Kabupaten Bengkulu Tengah (ANTARA) - Pemerintah Kabupaten (Pemkab) Bengkulu Tengah, Provinsi Bengkulu, terus melanjutkan bekerja dari mana saja atau work from anywhere (WFA) yang telah dilakukan sejak awal tahun guna menekan pengeluaran dana atau efisiensi anggaran.
Hal tersebut dilakukan setelah pemerintah daerah itu melakukan evaluasi sistem kerja WFA pada triwulan pertama tahun 2026 dan menunjukkan adanya efisiensi anggaran yang cukup signifikan di sejumlah organisasi perangkat daerah (OPD) di lingkup Pemkab Bengkulu Tengah.
"Memang sejak Januari 2026 kita telah menerapkan bekerja dari rumah atau work from home (WFH) dan WFA. Berdasarkan hasil evaluasi kita ternyata terjadi penurunan signifikan terhadap belanja-belanja rutin," kata Bupati Bengkulu Tengah Rachmat Riyanto, di Karang Tinggi, Kamis.
Seperti pada biaya listrik, pada triwulan pertama 2026 Pemkab Bengkulu Tengah menetapkan sistem WFA dengan tiga hari di kantor dan dua hari WFA, biaya listrik pada awal tahun 2025 mencapai Rp226 juta, sedangkan awal tahun ini hanya Rp80 juta.
Untuk itu, pemerintah daerah melanjutkan program WFA hingga tiga bulan ke depan dan akan melakukan evaluasi pada Juli guna memastikan pelaksanaan efisiensi anggaran tersebut apakah akan dilanjutkan atau seperti apa.
Meskipun Pemkab Bengkulu Tengah menerapkan sistem kerja WFA, namun Rachmat memastikan bahwa untuk pelayanan publik kepada masyarakat tetap berjalan secara maksimal.

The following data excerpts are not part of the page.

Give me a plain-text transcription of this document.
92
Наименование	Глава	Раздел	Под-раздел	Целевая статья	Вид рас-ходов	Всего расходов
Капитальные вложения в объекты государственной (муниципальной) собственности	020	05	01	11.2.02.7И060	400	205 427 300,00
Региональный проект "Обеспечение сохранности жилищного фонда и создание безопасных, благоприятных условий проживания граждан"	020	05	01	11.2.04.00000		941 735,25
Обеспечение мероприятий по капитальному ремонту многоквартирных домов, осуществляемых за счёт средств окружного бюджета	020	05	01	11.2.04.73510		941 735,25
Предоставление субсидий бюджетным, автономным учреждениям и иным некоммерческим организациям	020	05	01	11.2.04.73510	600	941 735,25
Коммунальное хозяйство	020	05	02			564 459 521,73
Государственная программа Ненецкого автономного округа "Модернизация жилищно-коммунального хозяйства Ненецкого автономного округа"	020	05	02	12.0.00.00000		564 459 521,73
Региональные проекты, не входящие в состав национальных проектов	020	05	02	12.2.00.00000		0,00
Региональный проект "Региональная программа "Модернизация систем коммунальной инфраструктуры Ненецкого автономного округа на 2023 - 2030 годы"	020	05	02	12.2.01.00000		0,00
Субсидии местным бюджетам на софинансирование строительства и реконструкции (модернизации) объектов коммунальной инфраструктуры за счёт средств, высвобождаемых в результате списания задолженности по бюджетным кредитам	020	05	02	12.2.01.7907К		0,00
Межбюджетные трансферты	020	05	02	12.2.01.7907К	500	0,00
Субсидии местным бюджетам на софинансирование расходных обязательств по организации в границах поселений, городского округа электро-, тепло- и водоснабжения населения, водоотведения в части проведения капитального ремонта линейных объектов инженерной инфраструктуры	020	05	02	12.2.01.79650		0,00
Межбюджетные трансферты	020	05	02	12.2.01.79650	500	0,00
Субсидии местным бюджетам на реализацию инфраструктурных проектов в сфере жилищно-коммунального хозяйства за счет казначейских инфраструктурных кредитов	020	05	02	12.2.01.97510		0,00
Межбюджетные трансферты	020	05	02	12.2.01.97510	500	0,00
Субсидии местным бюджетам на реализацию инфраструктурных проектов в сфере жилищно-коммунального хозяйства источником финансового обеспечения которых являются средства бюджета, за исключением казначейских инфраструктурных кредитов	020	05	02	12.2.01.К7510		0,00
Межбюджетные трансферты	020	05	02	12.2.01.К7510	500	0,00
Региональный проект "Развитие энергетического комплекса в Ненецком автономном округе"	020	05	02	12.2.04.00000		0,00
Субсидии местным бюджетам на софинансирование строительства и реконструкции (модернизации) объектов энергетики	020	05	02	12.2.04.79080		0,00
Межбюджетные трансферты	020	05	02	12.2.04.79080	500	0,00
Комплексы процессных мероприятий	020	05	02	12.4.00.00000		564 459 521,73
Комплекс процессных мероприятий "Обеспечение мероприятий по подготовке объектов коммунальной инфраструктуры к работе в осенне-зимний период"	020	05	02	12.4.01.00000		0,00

Sebab, pemberlakuan kebijakan WFA tersebut tidak diberlakukan bagi instansi atau OPD yang bersentuhan langsung dengan masyarakat seperti pelayanan administrasi kependudukan dan catatan sipil, rumah sakit, puskesmas, dan lainnya.
"Pemerintah Kabupaten Bengkulu Tengah menargetkan efisiensi anggaran tetap terjaga tanpa mengurangi kualitas pelayanan kepada masyarakat," terang Rachmat.